Wednesday, August 24, 2011

Winkie by Clifford Chase

In Cliff Chase's scathingly funny and surprisingly humane debut novel, the zeitgeist assumes the form of a one-foot-tall ursine Everyman — a mild-mannered teddy bear named Winkie who finds himself on the wrong side of America's war on terror. After suffering decades of neglect from the children who've forgotten him, Winkie summons the courage to take charge of his fate, so he hops off the shelf, jumps out the window, and takes to the forest. But just as he is discovering the joys and wonders of mobility, Winkie gets trapped in the jaws of a society gone rabid with fear and paranoia.

Having come upon the cabin of the mad professor who stole his beloved, Winkie is suddenly surrounded by the FBI, who instantly conclude that he is the evil mastermind behind dozens of terrorist attacks that have been traced to the forest. Terrified and confused, Winkie is brought to trial, where the prosecution attempts to seal the little bear's fate by interviewing witnesses from the trials of Galileo, Socrates, John Scopes, and Oscar Wilde. Emotionally gripping and intellectually compelling, Winkie exposes the absurdities of our age and explores what it means to be human in an increasingly barbaric world.

My take: 2 stars
The summary above is overly generous. "Scathingly funny": Not even close. More like "Nails-on-a-blackboard irritating". This part is true: "trapped in the jaws of a society gone rabid with fear and paranoia." The only piece I wrote down from this book was when the prosecutor was interviewing an army general on the witness stand:

"...they are nothing less than an army of supercombatants, trained to maim and kill." The general revealed his next chart. "And created, we believe, by a scientific process we don't yet understand, but which might well involve the use of stolen children, combined with DNA from a local animal, such as a snake or rodent or, just as likely, a drug-resistant micro-organism, such as smallpox or anthrax."
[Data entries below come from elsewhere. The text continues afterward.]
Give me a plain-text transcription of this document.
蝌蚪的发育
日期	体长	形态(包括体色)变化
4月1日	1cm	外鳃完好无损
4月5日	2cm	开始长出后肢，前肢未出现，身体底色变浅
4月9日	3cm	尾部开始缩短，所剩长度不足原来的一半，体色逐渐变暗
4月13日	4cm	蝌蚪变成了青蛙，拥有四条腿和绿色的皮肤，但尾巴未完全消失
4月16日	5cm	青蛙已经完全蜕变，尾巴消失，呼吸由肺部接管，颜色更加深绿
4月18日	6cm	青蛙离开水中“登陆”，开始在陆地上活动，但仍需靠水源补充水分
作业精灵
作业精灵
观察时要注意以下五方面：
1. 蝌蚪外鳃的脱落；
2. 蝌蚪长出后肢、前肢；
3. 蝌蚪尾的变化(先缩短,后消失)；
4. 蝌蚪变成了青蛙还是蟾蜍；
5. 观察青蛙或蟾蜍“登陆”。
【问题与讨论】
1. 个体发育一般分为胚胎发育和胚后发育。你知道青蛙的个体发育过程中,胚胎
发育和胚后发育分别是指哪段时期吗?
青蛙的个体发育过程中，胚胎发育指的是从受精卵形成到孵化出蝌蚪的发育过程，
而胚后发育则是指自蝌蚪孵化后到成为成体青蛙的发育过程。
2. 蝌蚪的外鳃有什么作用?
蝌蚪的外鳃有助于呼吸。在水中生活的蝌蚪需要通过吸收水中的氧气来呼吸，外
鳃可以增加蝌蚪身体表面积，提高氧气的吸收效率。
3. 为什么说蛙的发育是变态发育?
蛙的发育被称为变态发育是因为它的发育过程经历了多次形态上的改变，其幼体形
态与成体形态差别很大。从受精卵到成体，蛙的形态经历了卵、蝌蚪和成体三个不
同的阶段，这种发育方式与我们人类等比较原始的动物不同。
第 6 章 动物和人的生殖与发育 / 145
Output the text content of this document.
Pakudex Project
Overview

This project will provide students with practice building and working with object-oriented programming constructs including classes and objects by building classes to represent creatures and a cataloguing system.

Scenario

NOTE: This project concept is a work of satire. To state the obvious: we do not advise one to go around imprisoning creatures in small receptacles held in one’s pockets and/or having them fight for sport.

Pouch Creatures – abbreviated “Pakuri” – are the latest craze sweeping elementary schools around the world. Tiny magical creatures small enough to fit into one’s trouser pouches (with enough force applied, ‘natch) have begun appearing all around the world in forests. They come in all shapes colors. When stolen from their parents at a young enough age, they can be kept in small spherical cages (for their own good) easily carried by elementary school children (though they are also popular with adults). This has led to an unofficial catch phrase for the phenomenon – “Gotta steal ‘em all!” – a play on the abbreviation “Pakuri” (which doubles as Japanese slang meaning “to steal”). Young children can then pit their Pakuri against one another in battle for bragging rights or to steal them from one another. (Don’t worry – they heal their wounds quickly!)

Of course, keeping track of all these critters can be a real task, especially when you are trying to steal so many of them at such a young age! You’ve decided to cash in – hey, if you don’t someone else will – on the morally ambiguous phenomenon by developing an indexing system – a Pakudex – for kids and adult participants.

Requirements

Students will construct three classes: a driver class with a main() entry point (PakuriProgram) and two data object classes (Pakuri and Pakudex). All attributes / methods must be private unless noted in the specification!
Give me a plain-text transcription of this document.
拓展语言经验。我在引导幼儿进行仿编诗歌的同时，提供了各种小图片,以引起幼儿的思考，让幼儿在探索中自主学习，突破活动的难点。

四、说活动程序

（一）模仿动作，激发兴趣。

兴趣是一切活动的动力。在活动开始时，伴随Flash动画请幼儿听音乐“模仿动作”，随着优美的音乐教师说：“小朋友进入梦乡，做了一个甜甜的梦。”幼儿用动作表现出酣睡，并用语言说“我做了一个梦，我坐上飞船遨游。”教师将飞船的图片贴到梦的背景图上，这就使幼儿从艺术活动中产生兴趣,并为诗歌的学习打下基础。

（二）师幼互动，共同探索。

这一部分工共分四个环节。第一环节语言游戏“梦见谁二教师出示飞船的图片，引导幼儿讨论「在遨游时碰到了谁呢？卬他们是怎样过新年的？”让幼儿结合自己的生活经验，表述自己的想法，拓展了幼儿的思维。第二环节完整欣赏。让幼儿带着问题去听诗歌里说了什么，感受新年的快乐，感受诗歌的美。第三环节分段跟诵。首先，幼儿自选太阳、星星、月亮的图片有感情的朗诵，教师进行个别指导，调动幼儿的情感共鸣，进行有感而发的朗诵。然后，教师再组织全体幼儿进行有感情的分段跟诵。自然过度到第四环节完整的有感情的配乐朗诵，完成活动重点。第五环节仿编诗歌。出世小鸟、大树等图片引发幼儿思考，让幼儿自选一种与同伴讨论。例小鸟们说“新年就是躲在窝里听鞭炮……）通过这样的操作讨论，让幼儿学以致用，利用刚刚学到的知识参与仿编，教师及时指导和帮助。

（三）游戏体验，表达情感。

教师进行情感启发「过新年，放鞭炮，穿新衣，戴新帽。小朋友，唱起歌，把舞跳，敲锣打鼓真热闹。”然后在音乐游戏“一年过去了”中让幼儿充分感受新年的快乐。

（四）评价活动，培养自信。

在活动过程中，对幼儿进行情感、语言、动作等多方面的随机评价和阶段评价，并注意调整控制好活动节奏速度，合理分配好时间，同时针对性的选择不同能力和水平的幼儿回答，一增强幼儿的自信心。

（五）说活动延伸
So, this is a fine statement on the way things are quickly becoming, with all reason going out the window when the media gets hold of the next big threat. Take swine flu, for example. Swine flu is no worse than the regular flu, which kills immuno-compromised people each year. However, there was a HUGE media campaign to the point of hysteria about it. Totally uncalled for.

While I appreciate the author's over-the-top examples of societal maladies, they were a bit tooooo over-the-top for me. I wanted to slap silly the defense attorney, then shake him by the shoulders until his head rolled off onto the floor. I wanted to put the prosecutor through a tree shredder. I wanted to take the judge and ram that gavel right up his robed rectum.

In short, I hated everyone. Winkie was okay, but let's face it: he's a teddy bear. Who can hate a teddy bear?
I am glad this one is over and I plan to never read another by this author.